Apa yang kita saksikan hari ini adalah demokrasi yang kehilangan arah. Ia dimakan oleh sistemnya sendiri. Rakyat dijadikan alat kampanye lima tahunan, partai menjadi pasar politik, dan jabatan publik menjadi target investasi elektoral. Di balik layar, segelintir elite mengatur skenario besar—siapa yang naik, siapa yang harus turun, siapa yang layak bicara, dan siapa yang harus diam.
Maka pertanyaannya bukan lagi: apakah kita harus meninggalkan demokrasi? Pertanyaan yang lebih penting adalah: apakah kita siap menyembuhkan demokrasi? Demokrasi hanya bisa diselamatkan dengan reformasi mendasar: pendidikan politik yang berorientasi pada nalar kritis, sistem partai yang meritokratis, pembatasan dana politik yang ketat, serta penguatan institusi hukum yang independen. Tanpa itu, demokrasi hanya akan menjadi panggung ilusi—di mana rakyat bersorak merayakan kemenangan simbolik, tetapi kehilangan kendali atas masa depannya sendiri.
Kita juga perlu menanamkan kesadaran bahwa pemilihan umum bukanlah satu-satunya indikator demokrasi yang sehat. Demokrasi yang substansial hanya akan lahir bila seluruh proses politik dijalankan dengan kejujuran, keadilan, dan tanggung jawab. Dalam sistem demokrasi yang cerdas, rakyat tidak hanya memilih pemimpin, tetapi juga ikut mengawasi, mengevaluasi, dan mengoreksi arah kebijakan negara secara aktif dan berkesinambungan.

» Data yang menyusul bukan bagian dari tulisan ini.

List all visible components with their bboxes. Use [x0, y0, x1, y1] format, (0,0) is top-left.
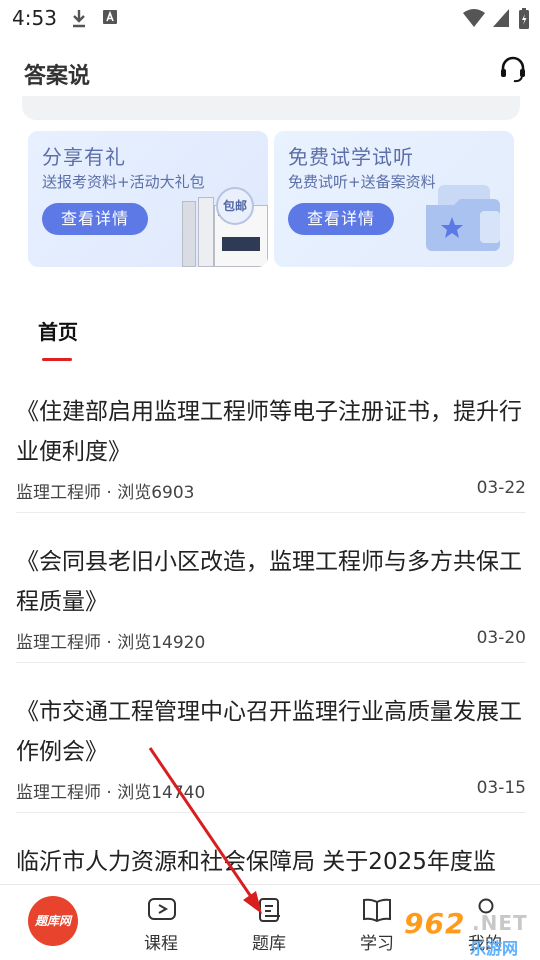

Jika tidak segera berbenah, demokrasi hanya akan menjadi nama lain dari keterpurukan yang dibungkus dengan legitimasi rakyat. Dan pada titik itu, rakyat bukan lagi subjek dari kekuasaan, melainkan objek dari permainan yang tidak pernah mereka kuasai. Demokrasi akan kehilangan jiwanya, dan kita semua akan menjadi saksi dari runtuhnya cita-cita yang dulu begitu dibanggakan.